Светлый фон

Нетти поняла.

И стала очень внимательно слушать.

Глава 10

Глава 10

1

1

 

Саут-Пэрис — маленький грязный фабричный городок, лежащий в восемнадцати милях к северо-востоку от Касл-Рока. Это отнюдь не единственный провинциальный городишко в Мэне, названный в честь европейского города или страны; есть еще Мадрид (жители произносят это название как Мэдрид[10]), Швеция, Этна, Кембридж и Франкфурт.

Может, кому-то известно, как и почему вышло, что так много мест, где шоссе чуть расширяется, обрело столь экзотические названия, но лично мне — нет.

Мне известно только, что около двадцати лет назад один очень хороший повар-француз решил уехать из Нью-Йорка и открыть свой собственный ресторан в районе Мэнских озер, а потом прикинул, что лучшего места для подобного предприятия, чем городок с названием Саут-Пэрис ему не найти. Отвадить его не смогла даже вонь от громыхающих фабрик, и в результате возникло заведение под названием «У Мориса». Оно и по сей день там, на шоссе № 117, возле железнодорожных платформ, как раз через дорогу от «Макдоналдса». И именно к «Морису» повез свою жену на ленч Дэнфорт Китон, Зануда, в воскресенье, 13 октября.

Добрую часть этого воскресного дня Миртл провела в каком-то сладком полусне, и причиной тому послужила отнюдь не прекрасная еда «У Мориса». Последние несколько месяцев — на самом деле почти год — жизнь ее с Дэнфортом была очень нелегкой и, мягко говоря, неприятной.
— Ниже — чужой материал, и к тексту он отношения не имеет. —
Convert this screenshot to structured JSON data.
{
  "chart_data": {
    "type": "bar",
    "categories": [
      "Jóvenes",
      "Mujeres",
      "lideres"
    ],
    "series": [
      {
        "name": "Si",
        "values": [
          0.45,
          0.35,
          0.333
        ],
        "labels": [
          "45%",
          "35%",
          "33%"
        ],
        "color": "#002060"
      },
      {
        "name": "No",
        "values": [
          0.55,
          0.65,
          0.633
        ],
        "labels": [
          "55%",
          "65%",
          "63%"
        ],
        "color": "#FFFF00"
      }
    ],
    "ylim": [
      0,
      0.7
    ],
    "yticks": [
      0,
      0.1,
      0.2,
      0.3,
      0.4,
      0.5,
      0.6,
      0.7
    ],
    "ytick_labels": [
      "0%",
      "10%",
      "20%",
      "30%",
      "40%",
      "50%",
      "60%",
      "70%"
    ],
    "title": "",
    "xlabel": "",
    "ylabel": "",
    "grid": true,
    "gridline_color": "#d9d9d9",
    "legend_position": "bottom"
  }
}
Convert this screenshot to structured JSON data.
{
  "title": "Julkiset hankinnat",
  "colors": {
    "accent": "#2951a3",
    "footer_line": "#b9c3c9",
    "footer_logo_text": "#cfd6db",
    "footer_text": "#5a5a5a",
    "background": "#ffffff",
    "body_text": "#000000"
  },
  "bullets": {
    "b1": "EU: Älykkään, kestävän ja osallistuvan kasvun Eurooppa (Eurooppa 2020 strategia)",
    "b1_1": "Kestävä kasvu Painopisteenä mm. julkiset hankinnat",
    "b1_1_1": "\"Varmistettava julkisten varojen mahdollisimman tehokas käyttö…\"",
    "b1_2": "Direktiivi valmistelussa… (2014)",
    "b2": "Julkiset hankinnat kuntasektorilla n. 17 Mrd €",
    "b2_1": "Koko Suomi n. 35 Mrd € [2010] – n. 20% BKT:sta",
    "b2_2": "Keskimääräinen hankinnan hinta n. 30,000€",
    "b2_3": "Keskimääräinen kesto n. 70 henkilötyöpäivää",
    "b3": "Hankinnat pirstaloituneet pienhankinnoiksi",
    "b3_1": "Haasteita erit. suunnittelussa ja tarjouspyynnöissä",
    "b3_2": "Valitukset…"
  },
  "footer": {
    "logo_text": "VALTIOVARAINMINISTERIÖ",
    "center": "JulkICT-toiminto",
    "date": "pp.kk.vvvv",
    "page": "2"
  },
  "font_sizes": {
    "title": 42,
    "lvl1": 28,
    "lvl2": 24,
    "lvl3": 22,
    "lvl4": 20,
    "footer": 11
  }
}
Он не обращал на нее никакого внимания, игнорировал почти полностью... За исключением тех моментов, когда он на нее орал. Ее уважение к себе, которое никогда не было особенно большим, почти совсем иссякло. Как и любая другая женщина, она прекрасно знала, что оскорбления вовсе не обязательно наносить кулаками. Мужчины не хуже женщин умеют ранить языком, а уж Дэнфорт Китон прекрасно знал, как им пользоваться; за последний год он нанес ей тысячи невидимых ранок острыми как бритва краями своего языка.

Она не знала про ставки на скачках и в самом деле верила, что он ездит на ипподром, в основном чтобы просто посмотреть на бега и отвлечься. Не знала она и о растрате.

Ей было известно, что некоторые члены семьи Дэнфорта страдали психическими расстройствами, но и в голову не приходило связывать этот факт с самим Дэнфортом. Он не напивался допьяна, не забывал одеться перед тем, как выйти на улицу, не болтал с людьми, которых не было рядом, и потому она пребывала в полной уверенности, что с ним все в порядке. Другими словами, она полагала, что с ней самой что-то неладно и это что-то в какой-то момент заставило Дэнфорта разлюбить ее. Последние полгода или около того она жила, постоянно видя перед собой мрачную перспективу; тридцать, а то и сорок лет, которые ей предстояло прожить без любви в качестве подруги человека, обливавшего ее сначала злобой, потом холодным, презрительным сарказмом, а в конце концов и вовсе забывшего о ее существовании. Она превратилась для Дэнфорта в предмет мебели... Если только она, конечно, не оказывалась у него на пути: в таких случаях — когда вовремя не подавался ужин, когда пол в его кабинете казался ему грязным, даже если газеты лежали не в том порядке, к которому он привык, когда он выходил к завтраку, — Дэнфорт обзывал ее тупицей. Он говорил, что, отвались у нее завтра задница, она и то не будет знать, где ее искать. Он говорил, что, если бы мозги были порохом, она не сумела бы взорвать свой собственный нос без капсюля. Поначалу она пыталась защищаться от таких тирад, но он играючи ломал ее защиту, как стены карточного замка. Если она злилась в ответ, он заливал ее такой дикой яростью, что она жутко пугалась. Поэтому она перестала злиться и погрузилась в пучину растерянности. В эти дни она лишь беспомощно улыбалась в ответ на его злобу, обещала исправиться, шла в спальню, ложилась на кровать и плакала... И спрашивала себя, во что же она превратилась, и мечтала-мечтала-леч/ляла о подруге, с которой можно было бы поговорить обо всем.